Google and Relationships

June 23, 2009

John A. Byrne, Executive Editor at BusinessWeek, spoke at the 140 Characters conference last week and he made some powerful statements about Google and the media industry that offer stark contrast with the views expressed by some other media organizations in recent months:

Google is fantastic because it allows people to discover you. But when people type in a query in that simple little box, they’re agnostic as to brand. They want the information, they don’t care where they go. And so, essentially it’s a machine to destroy relationships that people have with either yourself or your brand…

I think it’s important to think about Google in that way, not in the negative sense, but in the way that makes you to do something to counteract that transactional nature that breaks down the relationships.

And that’s why I think engagement is the single most important thing we need to work on because we have largely been divorced from our audiences…FOREVER, we don’t have enough respect for the people who read us and are even influenced by us. I think we truly need to deeply engage and collaborate with our audience to expand it and to protect it from this major transaction mechanism…

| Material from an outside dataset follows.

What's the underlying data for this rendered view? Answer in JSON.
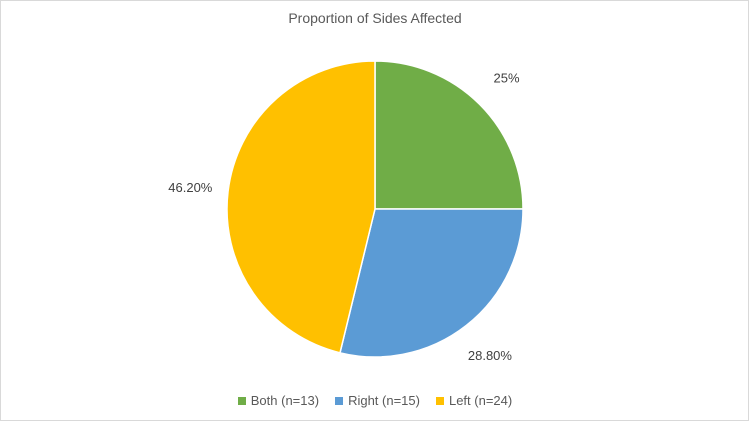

I think this is an excellent way to think about Google, particularly the attitude towards solving the problem Google presents. Although, Google doesn’t necessarily destroy any real relationships as much as it highlights where there were none to start with and creates its own.

Engagement may help, but it sounds like an attempt to build (or rebuild) old relationships that are based on an affinity with news brands by involving users as collaborators. This may help to align the actual collaborators with a particular news brand. It may also improve the perceived value of that content by other users, but I’m not sure it’s enough to help large numbers of users bypass search engines.

Collaboration and other forms of engagement are important because they create interactions. But there are lots of other, user-driven interactions that are already taking place – commenting, bookmarking, posting, tweeting etc. Remembering all of these interactions and by extension remembering and distinguishing between users can lead to real relationships, and it scales.

Amazon knows who I am, what I’ve bought and what I’ve looked at. It uses that information to suggest what else I might like (as well as knowing how to charge me and where to ship etc). Media organizations could do exactly the same thing by knowing what I’ve read, what I’ve commented on, what I’ve shared (as well as where I live etc) to recommend articles and what ever else they can offer me based on what they know about me.

If you truly know your users and have real, learned relationships with them, they shouldn’t need to go anywhere near Google unless it’s to search for you specifically because they need an exact URL.